Starting a business is more than just having a logo, website, social media channels, and location. You also need a market-ready minimum viable product (MVP). And an MVP requires adequate funds if you want your idea to come to fruition.
That said, you need to know where you can get the funds.
Importance of Startup Funding
The quality of product or service your startup can provide will depend on its financial situation. This explains why you must have an adequate startup fund.
After all, it can take years before your new company can prove its salt. Plus, funding has a couple of purposes:
⦁ Seed money. This is the money you use to get your business started.
⦁ Better cash flow. You will need funds for your business's day-to-day expenses to ensure that it stays afloat.
⦁ Expansion. If you want to expand your startup, you will need adequate funds to do that.
Now that you understand the importance of startup funding, we have listed eight ways to acquire funds for your new company.
Crowdfunding became popular through websites like Kickstarter, Indiegogo, and Patreon.
In a nutshell, it is the process of asking the masses to fund your project. In exchange, your funders will get first dibs on the prototype.
According to Arsalan Sajid, crowdfunding is one of the safest ways to get startup funds. That's because the crowd is less likely to ask you to give something back. However, they would want to get their hand on your product or service.
That said, having a prototype that can solve a problem is an excellent way to compel people to fund your project.
Another excellent way to acquire funds for your startup is to join pitching competitions.
What happens in such a competition is that you will pitch an epic startup idea. If the judges loved your idea, you could win a startup fund, sometimes in exchange for equity.
So, where can you find pitching competitions? Check if there are any startup events in your area. You can also sign up on websites like Meetup, allowing you to be part of an online community of like-minded people.
PRO TIP: Before you join a pitching competition, ask yourself whether this contest can help you achieve your goals even if you lose.
Often, you will be unlucky to win a funding opportunity. But a pitching competition allows you to meet investors or people who can be part of your startup.
Angel investors are private individuals who invest in a startup during the seed fund stage. They are called "angels" because of the risk they make when funding a new company.
But other than having funds, angel investors are also generous with their knowledge. Meaning, they can guide you on how you can protect and expand your startup.
That said, you must look for angel investors who are known to fund startups like yours. If you are in the Life Sciences sector, that would mean looking for the right life science investor.
If your startup has the potential for a high return on investment, consider reaching out to venture capitalists.
These VC firms are limited partnership or limited liability company (LLC) that invests in startup businesses. They are always on the lookout for startups that need funds in exchange for equity.
What does this mean? They will fund your startup in exchange for being a stakeholder. It is just a matter of finding a VC that can provide you with a win-win solution. Otherwise, you are risking your startup being take over by your investor.
Startup incubators do not necessarily fund startups. What they do is incubate your company until it is mature enough to apply for an accelerator.

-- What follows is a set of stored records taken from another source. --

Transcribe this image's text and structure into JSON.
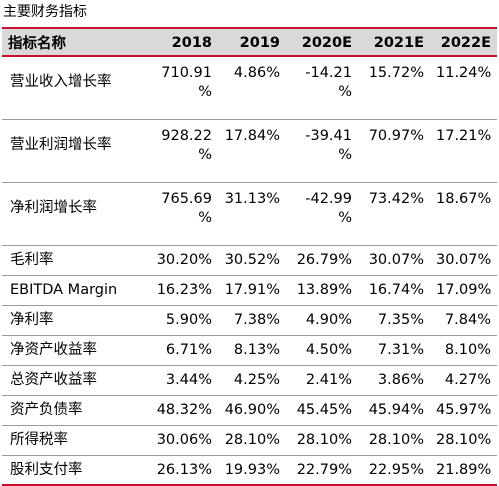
{
  "title": "主要财务指标",
  "table": {
    "headers": [
      "指标名称",
      "2018",
      "2019",
      "2020E",
      "2021E",
      "2022E"
    ],
    "rows": [
      {
        "label": "营业收入增长率",
        "values": [
          "710.91 %",
          "4.86%",
          "-14.21 %",
          "15.72%",
          "11.24%"
        ]
      },
      {
        "label": "营业利润增长率",
        "values": [
          "928.22 %",
          "17.84%",
          "-39.41 %",
          "70.97%",
          "17.21%"
        ]
      },
      {
        "label": "净利润增长率",
        "values": [
          "765.69 %",
          "31.13%",
          "-42.99 %",
          "73.42%",
          "18.67%"
        ]
      },
      {
        "label": "毛利率",
        "values": [
          "30.20%",
          "30.52%",
          "26.79%",
          "30.07%",
          "30.07%"
        ]
      },
      {
        "label": "EBITDA Margin",
        "values": [
          "16.23%",
          "17.91%",
          "13.89%",
          "16.74%",
          "17.09%"
        ]
      },
      {
        "label": "净利率",
        "values": [
          "5.90%",
          "7.38%",
          "4.90%",
          "7.35%",
          "7.84%"
        ]
      },
      {
        "label": "净资产收益率",
        "values": [
          "6.71%",
          "8.13%",
          "4.50%",
          "7.31%",
          "8.10%"
        ]
      },
      {
        "label": "总资产收益率",
        "values": [
          "3.44%",
          "4.25%",
          "2.41%",
          "3.86%",
          "4.27%"
        ]
      },
      {
        "label": "资产负债率",
        "values": [
          "48.32%",
          "46.90%",
          "45.45%",
          "45.94%",
          "45.97%"
        ]
      },
      {
        "label": "所得税率",
        "values": [
          "30.06%",
          "28.10%",
          "28.10%",
          "28.10%",
          "28.10%"
        ]
      },
      {
        "label": "股利支付率",
        "values": [
          "26.13%",
          "19.93%",
          "22.79%",
          "22.95%",
          "21.89%"
        ]
      }
    ]
  }
}
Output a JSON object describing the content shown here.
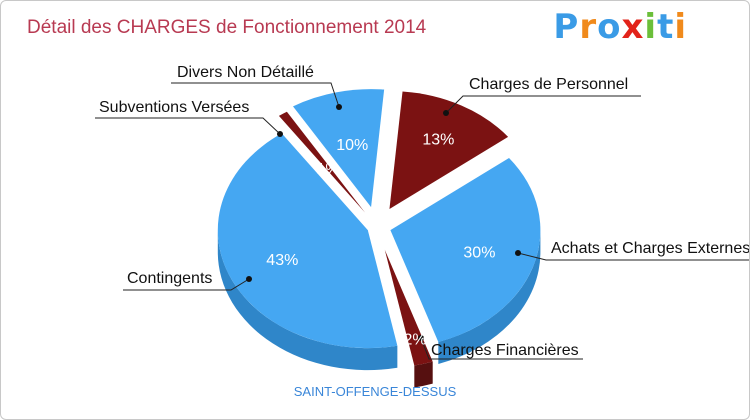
{
  "title": "Détail des CHARGES de Fonctionnement 2014",
  "logo": {
    "text": "Proxiti",
    "colors": [
      "#3a9be6",
      "#f08a1c",
      "#3a9be6",
      "#e2231a",
      "#6bbf3a",
      "#3a9be6",
      "#f08a1c"
    ]
  },
  "caption": "SAINT-OFFENGE-DESSUS",
  "colors": {
    "blue": "#45a7f2",
    "blue_side": "#2f86c9",
    "red": "#7b1212",
    "red_side": "#561010"
  },
  "chart_data": {
    "type": "pie",
    "title": "Détail des CHARGES de Fonctionnement 2014",
    "unit": "%",
    "slices": [
      {
        "label": "Charges de Personnel",
        "value": 13,
        "display": "13%",
        "color": "red"
      },
      {
        "label": "Achats et Charges Externes",
        "value": 30,
        "display": "30%",
        "color": "blue"
      },
      {
        "label": "Charges Financières",
        "value": 2,
        "display": "2%",
        "color": "red"
      },
      {
        "label": "Contingents",
        "value": 43,
        "display": "43%",
        "color": "blue"
      },
      {
        "label": "Subventions Versées",
        "value": 1,
        "display": "1%",
        "color": "red"
      },
      {
        "label": "Divers Non Détaillé",
        "value": 10,
        "display": "10%",
        "color": "blue"
      }
    ]
  }
}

This is done by providing mentorship, office space, and helping you build a network of investors. And the incubation period can range from three months to a year.
However, there are startup incubators that fund new companies in exchange for equity. Hence, be sure to check when applying for a slot. It would also come in handy if you already have a workable prototype.
To some, they consider startup accelerators as the second level of startup funding. However, not every new company needs an accelerator, especially if it is getting traction on its own.
Otherwise, you will need an MVP that is already in the market before joining an accelerator. That's because they have a competitive selection process. This means that you need to compete against other startups to join.
And unlike incubators, accelerators provide fixed incubation terms. It is like allowing you to use their connections and resources for six months at most. This includes the use of their office space and being part of their intense mentorship program.
Government Grants or Programs
Startups are considered as problem-solver. And depending on what your products can do, you can consider applying for a government grant.
The only caveat is that it is not for everyone. In the US, they provide funding options for non-profit startups. Meanwhile, for-profit startups can apply for a loan.
Regardless, it would be best to have a business plan with a loan package for a particular participating lender. That way, the government would know who to pay in case you default. The important thing to know when applying for a grant is to know how to manage the whole project after you get your grant and to justify the costs. If you have never done that before, explore the free Gantt chart software list which will make your project management easier.
According to Investopedia, bootstrapping is building a company from the group up with nothing your personal savings.
What's cool about bootstrapping is you have full ownership of your startup business. However, it can be challenging to scale your company with bootstrap alone.
Hence, it is advisable only to start a business if you can fund your business for three years.
Keep the Liability to a Minimum
Having adequate funds allows you to turn your startup idea into reality. And the key to finding the right startup fund is keeping the liability to a minimum.
Otherwise, you can risk incurring the following:
⦁ Loss of valuable opportunities
⦁ Loss of relationships
⦁ Significant financial penalties
⦁ Damage reputation
That said, proper funding will allow you to mitigate those risks and make your startup business grow.